Conforme Scienza, a contaminação por benzeno é um processo lento e difícil de ser identificado. Há casos de benzenismo, doença provocada pela exposição, em outros setores, mas ainda dentro da área de derivados do petróleo.
 
- O processo de adoecimento pelo benzeno é lento, insidioso e muitas vezes com respostas inespecíficas. Dificilmente as alterações da saúde dos trabalhadores são reportadas com o nexo com o trabalho.

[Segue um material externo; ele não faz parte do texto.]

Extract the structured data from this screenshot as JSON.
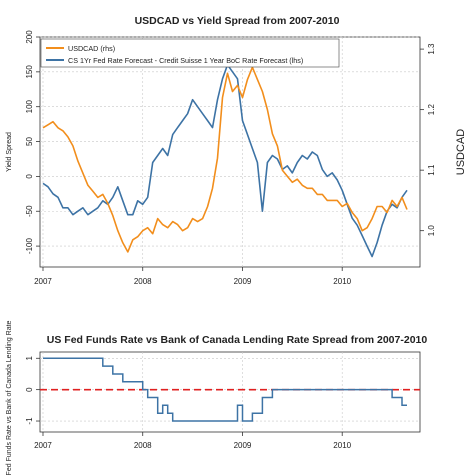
{
  "colors": {
    "usdcad": "#F28E1C",
    "spread": "#3D73A5",
    "zero_line": "#E02020",
    "grid": "#C8C8C8"
  },
  "chart_data": [
    {
      "type": "line",
      "title": "USDCAD vs Yield Spread from 2007-2010",
      "ylabel": "Yield Spread",
      "y2label": "USDCAD",
      "xlabel": "",
      "x_ticks": [
        "2007",
        "2008",
        "2009",
        "2010"
      ],
      "y_ticks": [
        200,
        150,
        100,
        50,
        0,
        -50,
        -100
      ],
      "y2_ticks": [
        1.3,
        1.2,
        1.1,
        1.0
      ],
      "ylim": [
        -130,
        200
      ],
      "y2lim": [
        0.94,
        1.32
      ],
      "xlim": [
        2006.97,
        2010.78
      ],
      "grid": true,
      "legend_position": "top-left",
      "series": [
        {
          "name": "USDCAD (rhs)",
          "axis": "right",
          "x": [
            2007.0,
            2007.05,
            2007.1,
            2007.15,
            2007.2,
            2007.25,
            2007.3,
            2007.35,
            2007.4,
            2007.45,
            2007.5,
            2007.55,
            2007.6,
            2007.65,
            2007.7,
            2007.75,
            2007.8,
            2007.85,
            2007.9,
            2007.95,
            2008.0,
            2008.05,
            2008.1,
            2008.15,
            2008.2,
            2008.25,
            2008.3,
            2008.35,
            2008.4,
            2008.45,
            2008.5,
            2008.55,
            2008.6,
            2008.65,
            2008.7,
            2008.75,
            2008.8,
            2008.85,
            2008.9,
            2008.95,
            2009.0,
            2009.05,
            2009.1,
            2009.15,
            2009.2,
            2009.25,
            2009.3,
            2009.35,
            2009.4,
            2009.45,
            2009.5,
            2009.55,
            2009.6,
            2009.65,
            2009.7,
            2009.75,
            2009.8,
            2009.85,
            2009.9,
            2009.95,
            2010.0,
            2010.05,
            2010.1,
            2010.15,
            2010.2,
            2010.25,
            2010.3,
            2010.35,
            2010.4,
            2010.45,
            2010.5,
            2010.55,
            2010.6,
            2010.65
          ],
          "values": [
            1.17,
            1.175,
            1.18,
            1.17,
            1.165,
            1.155,
            1.14,
            1.115,
            1.095,
            1.075,
            1.065,
            1.055,
            1.06,
            1.045,
            1.025,
            1.0,
            0.98,
            0.965,
            0.985,
            0.99,
            1.0,
            1.005,
            0.995,
            1.02,
            1.01,
            1.005,
            1.015,
            1.01,
            1.0,
            1.005,
            1.02,
            1.015,
            1.02,
            1.04,
            1.07,
            1.12,
            1.22,
            1.26,
            1.23,
            1.24,
            1.22,
            1.25,
            1.27,
            1.25,
            1.23,
            1.2,
            1.16,
            1.14,
            1.1,
            1.09,
            1.08,
            1.085,
            1.075,
            1.07,
            1.07,
            1.06,
            1.06,
            1.05,
            1.05,
            1.05,
            1.04,
            1.045,
            1.03,
            1.02,
            1.0,
            1.005,
            1.02,
            1.04,
            1.04,
            1.03,
            1.05,
            1.04,
            1.055,
            1.035
          ]
        },
        {
          "name": "CS 1Yr Fed Rate Forecast - Credit Suisse 1 Year BoC Rate Forecast (lhs)",
          "axis": "left",
          "x": [
            2007.0,
            2007.05,
            2007.1,
            2007.15,
            2007.2,
            2007.25,
            2007.3,
            2007.35,
            2007.4,
            2007.45,
            2007.5,
            2007.55,
            2007.6,
            2007.65,
            2007.7,
            2007.75,
            2007.8,
            2007.85,
            2007.9,
            2007.95,
            2008.0,
            2008.05,
            2008.1,
            2008.15,
            2008.2,
            2008.25,
            2008.3,
            2008.35,
            2008.4,
            2008.45,
            2008.5,
            2008.55,
            2008.6,
            2008.65,
            2008.7,
            2008.75,
            2008.8,
            2008.85,
            2008.9,
            2008.95,
            2009.0,
            2009.05,
            2009.1,
            2009.15,
            2009.2,
            2009.25,
            2009.3,
            2009.35,
            2009.4,
            2009.45,
            2009.5,
            2009.55,
            2009.6,
            2009.65,
            2009.7,
            2009.75,
            2009.8,
            2009.85,
            2009.9,
            2009.95,
            2010.0,
            2010.05,
            2010.1,
            2010.15,
            2010.2,
            2010.25,
            2010.3,
            2010.35,
            2010.4,
            2010.45,
            2010.5,
            2010.55,
            2010.6,
            2010.65
          ],
          "values": [
            -10,
            -15,
            -25,
            -30,
            -45,
            -45,
            -55,
            -50,
            -45,
            -55,
            -50,
            -45,
            -35,
            -40,
            -30,
            -15,
            -35,
            -55,
            -55,
            -35,
            -40,
            -30,
            20,
            30,
            40,
            30,
            60,
            70,
            80,
            90,
            110,
            100,
            90,
            80,
            70,
            110,
            140,
            160,
            150,
            140,
            80,
            60,
            40,
            20,
            -50,
            20,
            30,
            25,
            10,
            15,
            5,
            20,
            30,
            25,
            35,
            30,
            10,
            0,
            5,
            -5,
            -20,
            -40,
            -60,
            -70,
            -85,
            -100,
            -115,
            -95,
            -70,
            -50,
            -40,
            -45,
            -30,
            -20
          ]
        }
      ]
    },
    {
      "type": "line",
      "title": "US Fed Funds Rate vs Bank of Canada Lending Rate Spread from 2007-2010",
      "ylabel": "Fed Funds Rate vs Bank of Canada Lending Rate",
      "xlabel": "",
      "x_ticks": [
        "2007",
        "2008",
        "2009",
        "2010"
      ],
      "y_ticks": [
        1,
        0,
        -1
      ],
      "ylim": [
        -1.35,
        1.2
      ],
      "xlim": [
        2006.97,
        2010.78
      ],
      "grid": true,
      "reference_line": 0,
      "series": [
        {
          "name": "",
          "step": true,
          "x": [
            2007.0,
            2007.5,
            2007.6,
            2007.7,
            2007.8,
            2007.9,
            2008.0,
            2008.05,
            2008.15,
            2008.2,
            2008.25,
            2008.3,
            2008.9,
            2008.95,
            2009.0,
            2009.1,
            2009.2,
            2009.3,
            2010.0,
            2010.4,
            2010.5,
            2010.6,
            2010.65
          ],
          "values": [
            1.0,
            1.0,
            0.75,
            0.5,
            0.25,
            0.25,
            0.0,
            -0.25,
            -0.75,
            -0.5,
            -0.75,
            -1.0,
            -1.0,
            -0.5,
            -1.0,
            -0.75,
            -0.25,
            0.0,
            0.0,
            0.0,
            -0.25,
            -0.5,
            -0.5
          ]
        }
      ]
    }
  ]
}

Aqui no Rio Grande do Sul temos casos concretos de benzenismo, reconhecidos inclusive pelo poder judiciário, para motoristas que transportam derivados de petróleo, como a gasolina - explica.
 
O auditor admite os problemas de fiscalização e argumenta que a área de segurança e saúde do trabalhador foi uma das que mais perdeu força estrutural dentro do MTE.
 
- Realizamos ações específicas para a área, mas infelizmente as atividades foram minimizadas ao longo dos anos. Perdemos muitos auditores e a demanda aumentou muito. O MTE vive um processo de desestruturação planejada de sua área de segurança e saúde no trabalho, condição que provoca atrasos moralmente injustificáveis nas ações que combatem o adoecimento e o acidente de trabalho.
 
O que dizem os postos
 
O Sindicato Intermunicipal do Comércio Varejista de Combustíveis e Lubrificantes do Estado do Rio Grande do Sul (Sulpetro) disse que não teve acesso ao estudo e que não vai se manifestar sobre as negativas dos postos ou sobre a saúde dos trabalhadores.
 
*Os nomes dos frentistas entrevistados foram alterados para proteger os trabalhadores de eventuais retaliações.